Several people were drawn into our conversation from their computer
screens. “There’s a fundamental difference between us,” I replied,
“and that is the degree of government or administrative control imposed
on the market. In their markets, the types of stocks and bonds, volume,
and prices – all decisive moves – are determined by the ‘market
forces’ – this means economic measurements such as productivity,
profitability, positive environments and so on, influence supply and
demand. Political influence is kept at minimum; stock performances are
ruled by the mechanism of the market. Whereas the stock market here is
indeed a market in the Chinese style. The government by far and large
controls various aspects of all stock operations, which are coordinated
with the Five Year Plan.
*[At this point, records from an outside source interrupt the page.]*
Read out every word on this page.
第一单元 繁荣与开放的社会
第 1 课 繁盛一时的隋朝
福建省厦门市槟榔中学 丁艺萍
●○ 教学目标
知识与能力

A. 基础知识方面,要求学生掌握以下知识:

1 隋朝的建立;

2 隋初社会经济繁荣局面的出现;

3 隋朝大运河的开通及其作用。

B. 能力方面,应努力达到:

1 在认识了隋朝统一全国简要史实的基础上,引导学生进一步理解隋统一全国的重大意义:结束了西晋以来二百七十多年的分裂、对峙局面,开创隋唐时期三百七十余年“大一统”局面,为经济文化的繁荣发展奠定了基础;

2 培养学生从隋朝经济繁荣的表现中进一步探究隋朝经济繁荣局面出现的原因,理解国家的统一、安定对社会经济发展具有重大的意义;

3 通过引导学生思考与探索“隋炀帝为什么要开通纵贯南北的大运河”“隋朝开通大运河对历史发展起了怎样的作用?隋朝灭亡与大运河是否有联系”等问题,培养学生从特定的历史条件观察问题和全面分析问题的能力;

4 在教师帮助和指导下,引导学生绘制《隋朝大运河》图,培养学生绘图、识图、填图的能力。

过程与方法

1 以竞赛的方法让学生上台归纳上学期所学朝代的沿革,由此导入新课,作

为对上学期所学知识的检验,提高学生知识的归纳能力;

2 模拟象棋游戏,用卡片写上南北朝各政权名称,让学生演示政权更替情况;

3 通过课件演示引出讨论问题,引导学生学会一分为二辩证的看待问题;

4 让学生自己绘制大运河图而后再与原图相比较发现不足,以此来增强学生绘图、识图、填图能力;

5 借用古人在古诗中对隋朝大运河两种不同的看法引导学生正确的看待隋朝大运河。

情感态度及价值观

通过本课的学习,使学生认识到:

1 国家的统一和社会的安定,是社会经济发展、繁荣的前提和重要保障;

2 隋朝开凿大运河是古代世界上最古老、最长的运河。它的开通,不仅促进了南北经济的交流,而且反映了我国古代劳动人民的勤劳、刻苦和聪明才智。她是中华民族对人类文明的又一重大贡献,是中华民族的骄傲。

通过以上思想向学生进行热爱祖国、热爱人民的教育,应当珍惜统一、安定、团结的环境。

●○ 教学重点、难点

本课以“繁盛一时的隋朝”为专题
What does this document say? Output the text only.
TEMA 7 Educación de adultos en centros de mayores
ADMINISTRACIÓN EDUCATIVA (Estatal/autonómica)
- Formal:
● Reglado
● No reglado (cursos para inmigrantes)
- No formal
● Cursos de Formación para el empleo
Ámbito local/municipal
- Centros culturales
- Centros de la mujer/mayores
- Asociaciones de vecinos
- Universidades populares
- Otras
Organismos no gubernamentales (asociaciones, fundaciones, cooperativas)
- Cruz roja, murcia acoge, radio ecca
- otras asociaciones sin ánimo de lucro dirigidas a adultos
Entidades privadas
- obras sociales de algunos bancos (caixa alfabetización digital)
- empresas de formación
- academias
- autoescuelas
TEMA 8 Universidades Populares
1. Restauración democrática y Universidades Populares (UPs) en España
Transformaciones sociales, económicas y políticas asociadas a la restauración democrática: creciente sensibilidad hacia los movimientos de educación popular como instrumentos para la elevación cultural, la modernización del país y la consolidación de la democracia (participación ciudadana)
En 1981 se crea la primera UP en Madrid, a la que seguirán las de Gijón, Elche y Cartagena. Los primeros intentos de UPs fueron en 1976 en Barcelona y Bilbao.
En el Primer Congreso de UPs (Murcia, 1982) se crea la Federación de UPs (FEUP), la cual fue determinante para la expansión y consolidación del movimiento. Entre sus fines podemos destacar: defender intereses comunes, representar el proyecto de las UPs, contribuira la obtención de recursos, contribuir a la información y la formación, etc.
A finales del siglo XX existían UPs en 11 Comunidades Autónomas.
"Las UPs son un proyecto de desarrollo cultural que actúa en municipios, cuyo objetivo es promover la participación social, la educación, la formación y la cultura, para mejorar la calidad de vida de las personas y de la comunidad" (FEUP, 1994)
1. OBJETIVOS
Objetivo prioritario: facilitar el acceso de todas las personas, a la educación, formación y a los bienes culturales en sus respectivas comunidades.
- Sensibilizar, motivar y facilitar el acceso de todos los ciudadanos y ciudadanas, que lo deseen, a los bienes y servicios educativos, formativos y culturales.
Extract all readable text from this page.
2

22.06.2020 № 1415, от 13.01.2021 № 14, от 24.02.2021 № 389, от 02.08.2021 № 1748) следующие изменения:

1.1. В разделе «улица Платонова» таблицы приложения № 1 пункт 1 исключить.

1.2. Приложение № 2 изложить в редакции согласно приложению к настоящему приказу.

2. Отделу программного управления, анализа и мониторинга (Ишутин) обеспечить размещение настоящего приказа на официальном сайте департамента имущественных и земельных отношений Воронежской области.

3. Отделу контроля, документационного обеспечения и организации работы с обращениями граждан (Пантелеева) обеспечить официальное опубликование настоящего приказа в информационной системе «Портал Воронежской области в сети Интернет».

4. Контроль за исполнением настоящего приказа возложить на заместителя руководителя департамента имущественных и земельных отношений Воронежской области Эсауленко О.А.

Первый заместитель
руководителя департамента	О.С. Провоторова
The government uses administrative means – it
regulates the movement by which stocks are offered to the public, their
distribution, scale and speed, rather than allowing a free market operated
by industries, investors, financial forces, and their interactions.” I
can feel that my speech sounds convincing, since I’m from the United
States.
“What you just said is a fact, not a solution.”
Teacher Pan sank into deep thought and continued, “We are all facing a
series of tests inside the Chinese stock market, a test of the government,
of our economy, of the B-Share, and of every one of us. And an
unprecedented solution is by no means easy to figure out. China is now
destined to transform herself into a market economy, but only in a
different manner, not just a copy of the West.
“Obviously our stock market is still young, immature,
even distorted from time to time. It cannot be compared with the
well-developed Western markets. What the West cannot match is the size of
our potential market. We have tremendous room for development. Foreign
capital is increasingly attracted to us, and domestically, we have the
expectation and vigor of 1.3 billion people. Chance
follows its own path. ‘When the sun isn’t in the West, it’s in the
East.’
“Naturally, a course of transition is needed, during
which there are going to be structural reforms at all levels, pain and
confusion, many successes and failures. Therefore, during this period
positive, effective control and regulation by the central government is
crucial. I’d trust the current government and its policies, because they
have helped boost our economy. Their reforms have corrected mistakes and
protected the market and its benefits to small investors like us. At
present, there are about thirty million investors – about one in every
four Chinese is here. Our government is the biggest player, far more
powerful than George Soros and the other financiers. We know there are
distortions, we know their ‘black hand’ is manipulating prices. Our
future is still not completely certain. Regardless of all that, we must
trust the government. All this growth, all these promising changes have
created a good leadership. ‘Sometimes a structure creates a hero.’ So
we should have trust in our leaders. Their policies will protect us from
being eaten up by greedy evils...”
“Teacher Pan,” I interrupted, “But this trust in
the government is the biggest test of all.”